April 3, 2013

Her Suitcase (written yesterday)

Me and my siblings sorting through Mom's things before the funeral

None of this makes sense...trying to rescue her from among the filth. Her helmet, her make up, her sobriety chip, her grocery list. None of the clothes smell like her. Everything worth saving fits in one carry-on suitcase. Is this all that's left of her life?

 - from my journal after collecting her belongings-

And so it happened that everything in that suitcase became a representation of her. A symbol of my loss. A reminder of her suicide. For the last year I let a simple piece of luggage become a tomb of sorts. Stuffed full of anything I had thought to grab from her hotel room that night, it was a chaotic jumble of painful memories that haunted my closet.

Like my thoughts and feelings, her suitcase is more organized than it was last year. I can go through it without falling into the darkest of pits - though many things do still bring me to tears.

Today, on the anniversary of her passing, I looked through those few belongings again and had a number of different reactions:

I felt grateful to her for writing my birth story.

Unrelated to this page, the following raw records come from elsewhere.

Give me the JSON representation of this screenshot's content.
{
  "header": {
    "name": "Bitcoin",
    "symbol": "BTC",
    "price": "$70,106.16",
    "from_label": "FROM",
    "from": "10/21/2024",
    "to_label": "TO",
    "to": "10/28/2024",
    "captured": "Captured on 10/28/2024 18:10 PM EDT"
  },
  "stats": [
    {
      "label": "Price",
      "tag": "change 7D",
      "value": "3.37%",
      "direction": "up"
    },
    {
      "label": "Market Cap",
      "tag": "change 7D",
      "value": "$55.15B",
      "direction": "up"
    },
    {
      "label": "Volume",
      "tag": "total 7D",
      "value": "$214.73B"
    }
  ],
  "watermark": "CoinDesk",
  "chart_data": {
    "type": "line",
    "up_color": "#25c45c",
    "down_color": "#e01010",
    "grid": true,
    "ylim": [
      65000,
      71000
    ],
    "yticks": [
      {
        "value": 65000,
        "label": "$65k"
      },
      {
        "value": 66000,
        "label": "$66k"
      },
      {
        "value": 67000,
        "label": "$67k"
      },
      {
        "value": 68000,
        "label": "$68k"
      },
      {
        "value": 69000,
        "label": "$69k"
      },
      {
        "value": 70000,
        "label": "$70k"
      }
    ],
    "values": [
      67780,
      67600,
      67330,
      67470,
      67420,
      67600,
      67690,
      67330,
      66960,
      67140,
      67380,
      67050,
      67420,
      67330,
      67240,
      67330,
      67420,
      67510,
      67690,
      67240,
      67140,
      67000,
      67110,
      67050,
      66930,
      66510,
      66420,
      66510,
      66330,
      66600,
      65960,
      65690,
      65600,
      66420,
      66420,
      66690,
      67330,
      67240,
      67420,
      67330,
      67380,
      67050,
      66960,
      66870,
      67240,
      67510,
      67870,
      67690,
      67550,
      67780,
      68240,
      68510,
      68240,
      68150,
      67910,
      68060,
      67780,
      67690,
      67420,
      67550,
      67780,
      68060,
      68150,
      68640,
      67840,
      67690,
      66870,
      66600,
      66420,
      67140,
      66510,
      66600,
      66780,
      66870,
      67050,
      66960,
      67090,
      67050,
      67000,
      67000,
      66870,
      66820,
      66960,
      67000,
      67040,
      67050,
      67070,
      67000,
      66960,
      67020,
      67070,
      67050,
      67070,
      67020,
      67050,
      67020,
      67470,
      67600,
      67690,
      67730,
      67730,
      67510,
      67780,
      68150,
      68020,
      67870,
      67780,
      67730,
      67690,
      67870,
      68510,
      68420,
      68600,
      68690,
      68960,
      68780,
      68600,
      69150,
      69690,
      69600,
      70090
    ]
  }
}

I felt angry as I witnessed her last writings disentigrate into meaningless babble. So angry that mental illness took her from me.

I felt incredibly sad to read the list of things she wanted for her life - an ambitious list written just weeks before her death.

I felt loved and absolutely torn apart to read the wishes my 16 year old mother wrote for my own life. She wished for me a life of love and abundance. She said that she enjoyed carrying me for nine months and that she would enjoy loving me for the rest of my life.

Those words stuck in my gut today.

Today I decided to move my baby book from her suitcase into my own hope chest. Decided to work some of the clothing items she had purchased for the girls into their rotation. Decided to throw away some of her well meaning gifts that I knew we would never use. I snuggled her girlhood bunny and listened to her voice in a book she recorded for Eleanor.

Today I hugged a suitcase and wailed against the heavens that there wasn't more of her left for me.

Today I stood up to that shrine and began to take it apart.

Just like this grief, her life, and her death - I'm learning to unpack it a bit at a time. I'm learning how to work pieces of it into my life instead of keeping it sealed in the closet forever.

Today I am grateful that I don't hate that suitcase as fiercely as I did one year ago.
I'm grateful to feel my heart healing, in the tiniest and most significant ways.
And that's what I thought about today.

April 1, 2013

Thinking Back

Tonight I am remembering where I was a year ago.
(And the thoughts are not easily expressed, but here they are anyway)

Ft. Tryon was awakening to spring with cheerful daffodils and the tiniest buds on the trees. Ellie collected eggs in my purse and greeted the Easter Bunny with gusto. I held our new daughter on my chest while our slightly older one hid under the table and opened her eggs in secret, eager for the candy inside. We were on an outing as a family of four - celebrating with friends and neighbors the newness of spring and the upcoming Easter holiday. Feeling good just to be together.

I look at the girl in these photos - a mother of two, yes, but still just a girl of 25. I see her and think, "She was so happy. And tired. And blissfully unaware of what was about to happen."  

Is that why it happened? Because I let my guard down? Because I was enjoying my life? Should I have known that innocence like that can never last?

Of course not. But those are the questions I have when I see these photos.

Worn out from my newborn baby, I hadn't yet known the exhaustion of grief.

Still changing and adjusting to our new life, about to be knocked to the ground with the hardest news.

I've looked at these pictures a lot in the last year. There I was, the day before my world came crashing down.
 Those beautiful cheeks, that cheesy grin - the moment I took this photograph I thought of my mom, knew how much she would love it when I sent it to her.
My heart was so full on this day. And the next day it was broken. These photos still leave me with a strange mix of emotions: A longing for the days before pain was visible in my eyes, sadness for the girl who doesn't know what is to come, anger for the babes that would witness their mother's consuming grief. There is also a sense of wisdom and peace. A feeling that I am so far removed from the girl in these photos. So changed. And that isn't such a bad thing. Growth means change.

Tomorrow marks a year since Mom died.

I've had a year to live this new version of my life. I've had one year to think about the effects that her life and death have had on me. At this point in the journey I think I will pause and try to write a bit about what it all has meant to me thus far. Not to memorialize her, per se, but to check in with where I am. To write a bit about the things I've been avoiding writing about for the last months. To try to organize some of my thoughts - while understanding that none of them are finished. The emotions are still shifting and probably always will.

One year is not the end of my journey, but it does seem a good time to look back and reflect.